Der Gesetzentwurf unterstelle Frauen Leichtfertigkeit im Umgang mit einer Spätabtreibung, warf Christel Humme, familienpolitische Sprecherin der SPD, Singhammer vor. Die dreitägige Wartezeit sei "willkürlich". "Frauen setzen sich von Beginn der Schwangerschaft an mit dem Fall ,was passiert, wenn' auseinander, sie brauchen keine staatlich verordnete Frist." Abgesehen davon würden "80 Prozent der Abbrüche vorgenommen, weil das Kind nicht lebensfähig ist", sagte Humme. Sie unterstützt einen Antrag ( 16/11342), den bisher 142 Abgeordnete unterzeichnet haben. Darin fordern die Unterstützer, die Mutterschaftsrichtlinien so zu überarbeiten, dass auch "für die vom Gendiagnostikgesetz nicht erfassten pränatal-diagnostischen Untersuchungen" eine medizinische Beratungspflicht bestehe und auf eine psychosoziale Beratung hingewiesen werden müsse. Außerdem sollen die Schwangeren ein Recht darauf haben, die Untersuchungen abzulehnen.
Das "Recht auf Nicht-Wissen" betonte auch Ina Lenke, familienpolitische Sprecherin der FDP-Fraktion. Sie warb für einen Gesetzentwurf ( 16/11330), dem sich bisher 37 FDP-Abgeordnete angeschlossen haben. Darin wird ebenfalls eine Verpflichtung des Arztes, die Schwangere zu beraten und auf psychosoziale Beratung zu verweisen, angestrebt. Im Gegensatz zu den Unterstützern des Unions-Antrages lehnen es die Unterzeichner aber ab, die Geldstrafe für Ärzte, die gegen die Regelungen verstoßen, anzuheben. Lenke wandte sich auch gegen eine Beratungspflicht für die Frau. "Wir haben Vertrauen in die medizinische Beratung des Arztes, in die psychologischen Beratungsstellen und in die Entscheidungskraft der Frau", begründete Lenke den Entwurf.

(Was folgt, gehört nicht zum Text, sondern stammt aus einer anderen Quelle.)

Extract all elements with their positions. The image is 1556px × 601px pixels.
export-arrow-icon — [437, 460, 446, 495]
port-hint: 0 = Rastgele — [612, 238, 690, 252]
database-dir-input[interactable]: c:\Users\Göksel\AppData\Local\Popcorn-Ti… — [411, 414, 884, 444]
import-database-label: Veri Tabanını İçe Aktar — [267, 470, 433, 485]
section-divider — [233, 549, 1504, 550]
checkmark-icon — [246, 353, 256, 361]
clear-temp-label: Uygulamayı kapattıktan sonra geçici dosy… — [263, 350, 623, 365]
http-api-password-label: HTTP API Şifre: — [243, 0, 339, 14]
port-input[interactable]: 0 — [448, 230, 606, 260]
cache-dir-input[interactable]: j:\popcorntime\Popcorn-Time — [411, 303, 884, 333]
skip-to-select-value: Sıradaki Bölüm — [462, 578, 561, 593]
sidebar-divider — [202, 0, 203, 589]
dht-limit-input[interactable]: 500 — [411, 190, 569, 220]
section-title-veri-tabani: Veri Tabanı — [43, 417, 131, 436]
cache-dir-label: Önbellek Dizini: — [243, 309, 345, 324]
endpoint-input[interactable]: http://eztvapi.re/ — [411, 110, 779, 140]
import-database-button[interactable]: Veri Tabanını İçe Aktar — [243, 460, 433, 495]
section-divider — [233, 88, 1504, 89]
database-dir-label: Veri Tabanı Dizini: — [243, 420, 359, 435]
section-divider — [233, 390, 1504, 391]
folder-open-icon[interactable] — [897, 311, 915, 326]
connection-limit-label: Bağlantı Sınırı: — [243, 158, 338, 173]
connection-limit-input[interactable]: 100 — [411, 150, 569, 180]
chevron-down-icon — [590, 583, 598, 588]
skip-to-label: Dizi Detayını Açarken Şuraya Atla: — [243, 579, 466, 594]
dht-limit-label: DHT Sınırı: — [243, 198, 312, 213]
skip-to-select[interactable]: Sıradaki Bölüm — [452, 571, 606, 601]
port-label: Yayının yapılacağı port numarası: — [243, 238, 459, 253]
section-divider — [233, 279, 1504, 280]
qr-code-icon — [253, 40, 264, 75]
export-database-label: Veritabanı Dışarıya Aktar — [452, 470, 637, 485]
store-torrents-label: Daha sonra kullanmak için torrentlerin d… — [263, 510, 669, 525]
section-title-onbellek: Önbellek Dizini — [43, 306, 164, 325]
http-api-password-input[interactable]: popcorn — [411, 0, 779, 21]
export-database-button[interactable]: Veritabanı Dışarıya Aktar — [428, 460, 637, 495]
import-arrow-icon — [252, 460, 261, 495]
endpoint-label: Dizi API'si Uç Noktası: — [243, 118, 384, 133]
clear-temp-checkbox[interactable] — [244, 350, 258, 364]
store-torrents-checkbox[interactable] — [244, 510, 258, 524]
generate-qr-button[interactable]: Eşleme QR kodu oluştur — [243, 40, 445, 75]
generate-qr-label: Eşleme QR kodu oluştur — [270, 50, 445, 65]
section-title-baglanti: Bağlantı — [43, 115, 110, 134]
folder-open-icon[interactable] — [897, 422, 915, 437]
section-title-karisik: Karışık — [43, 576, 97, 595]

"Es geht um Wunschkinder und nicht um Misstrauen gegenüber Frauen", hob Katrin Göring-Eckardt (Bündnis 90/Die Grünen) hervor, die einen Gesetzentwurf von 46 Abgeordneten ( 16/11347) unterstützt. In dem Entwurf wird betont, dass die Beratung des Arztes nach einer Pränataldiagnostik ergebnisoffen erfolgen muss. Göring-Eckardt sagte, der Entwurf solle Ärzten Sicherheit in ihrem Handeln geben. Kerstin Griese (SPD), die denselben Antrag unterstützt, unterstrich ihre Intention, das Leben behinderter Menschen zu verbessern. "In Gesetzen kann man Werte und Normen festsetzen. Behindertes Leben ist erfülltes Leben", so Griese.
Kirsten Tackmann, frauenpolitische Sprecherin der Fraktion Die Linke, wandte sich gegen Gesetzesänderungen. Die vorliegenden Entwürfe stellten "Frauen und Ärzte unter Generalverdacht". Sie betonte das Recht der Frau auf Selbstbestimmung. In dem von ihr unterstützten Antrag fordern 49 Abgeordnete der Linksfraktion ( 16/11377) "untergesetzliche Regelungen", die das Selbstbestimmungsrecht fördern sollen. Schwangeren müsse das Angebot einer Beratung über Therapiemöglichkeiten für das Kind und das Leben mit behinderten Kindern gemacht werden, sofern eine Behinderung des Kindes diagnostiziert werde, heißt es unter anderem in dem Antrag. Die Gesetzentwürfe und Anträge wurden im Anschluss zur Beratung an den Ausschuss für Familie, Senioren, Frauen und Jugend überwiesen. Am 19. März will der Ausschuss eine öffentliche Anhörung zu diesem Thema abhalten.